To assess whether vocal similarity between individuals was better explained by social affiliation or genetic relatedness, we ran two additional gamma regressions on call pairs, modeling call proximity score as a function of “binary pair class” (see below), caller age difference, and caller genetic relatedness. One gamma model used proximity scores extracted from the random forest trained to predict core groups, and the other used proximity scores extracted from the random forest trained to predict bond groups. These two sets of proximity scores represented the pairwise similarity between calls in terms of the features most relevant to predicting core group membership or bond group membership, respectively. For the model using proximity scores extracted from the bond group random forest, binary pair class indicated whether the two calls in a pair were from the same bond group. For the model using proximity scores extracted from the core group random forest, binary pair class indicated whether the two calls in a pair were from the same core group.
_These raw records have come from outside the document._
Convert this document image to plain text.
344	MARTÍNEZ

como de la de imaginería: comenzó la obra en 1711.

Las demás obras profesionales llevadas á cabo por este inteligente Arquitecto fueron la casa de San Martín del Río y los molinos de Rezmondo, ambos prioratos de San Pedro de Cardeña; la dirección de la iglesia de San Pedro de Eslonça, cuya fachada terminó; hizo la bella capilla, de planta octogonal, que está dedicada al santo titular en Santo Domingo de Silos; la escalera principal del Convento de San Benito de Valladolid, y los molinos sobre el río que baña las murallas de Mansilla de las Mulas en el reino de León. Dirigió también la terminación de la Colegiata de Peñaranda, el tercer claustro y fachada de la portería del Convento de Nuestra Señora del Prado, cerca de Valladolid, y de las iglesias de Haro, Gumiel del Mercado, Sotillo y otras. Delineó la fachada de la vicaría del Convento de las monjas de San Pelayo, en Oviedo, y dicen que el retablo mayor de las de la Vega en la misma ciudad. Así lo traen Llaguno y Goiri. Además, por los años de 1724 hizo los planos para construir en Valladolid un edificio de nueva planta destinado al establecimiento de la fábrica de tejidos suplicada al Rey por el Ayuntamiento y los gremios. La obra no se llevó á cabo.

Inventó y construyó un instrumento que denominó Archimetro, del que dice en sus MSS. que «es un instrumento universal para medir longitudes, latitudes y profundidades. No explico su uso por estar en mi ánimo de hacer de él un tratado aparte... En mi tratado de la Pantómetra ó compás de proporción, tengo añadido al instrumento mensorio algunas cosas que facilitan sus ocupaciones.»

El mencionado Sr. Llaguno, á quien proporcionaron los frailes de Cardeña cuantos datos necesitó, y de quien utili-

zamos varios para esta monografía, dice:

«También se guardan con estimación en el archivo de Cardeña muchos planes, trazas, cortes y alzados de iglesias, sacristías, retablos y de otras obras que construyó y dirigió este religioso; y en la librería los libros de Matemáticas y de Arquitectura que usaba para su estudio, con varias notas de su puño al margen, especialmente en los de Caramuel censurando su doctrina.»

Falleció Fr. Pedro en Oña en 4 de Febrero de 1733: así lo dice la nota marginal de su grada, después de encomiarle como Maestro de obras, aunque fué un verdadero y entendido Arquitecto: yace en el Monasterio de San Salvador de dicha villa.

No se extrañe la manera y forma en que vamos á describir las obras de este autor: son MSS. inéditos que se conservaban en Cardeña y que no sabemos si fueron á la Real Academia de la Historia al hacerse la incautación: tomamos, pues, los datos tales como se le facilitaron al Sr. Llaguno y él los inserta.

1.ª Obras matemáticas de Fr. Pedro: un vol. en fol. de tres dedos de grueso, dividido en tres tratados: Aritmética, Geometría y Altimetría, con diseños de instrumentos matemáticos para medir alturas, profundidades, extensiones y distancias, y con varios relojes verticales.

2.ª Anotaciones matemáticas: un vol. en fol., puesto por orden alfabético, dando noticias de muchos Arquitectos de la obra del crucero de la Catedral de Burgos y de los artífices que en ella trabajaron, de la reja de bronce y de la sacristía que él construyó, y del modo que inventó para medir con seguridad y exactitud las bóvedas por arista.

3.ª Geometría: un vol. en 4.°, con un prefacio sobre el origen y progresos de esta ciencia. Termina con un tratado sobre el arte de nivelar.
These gamma models could only be run on the subset of callers for which we had genetic relatedness data (13 individuals for the bond group model, 8 for the core group model). Genetic relatedness was calculated in a previously published study using 20 microsatellite loci extracted from tissue or dung samples collected before 2006. Due to social disruption caused by poaching, many core groups and bond groups in the Samburu population now include unrelated individuals, which made it possible to independently assess the effects of social affiliation and relatedness on call similarity.
All statistical analyses were performed in R v. 4.2.2, and 0.05 was used as the significance threshold for all tests.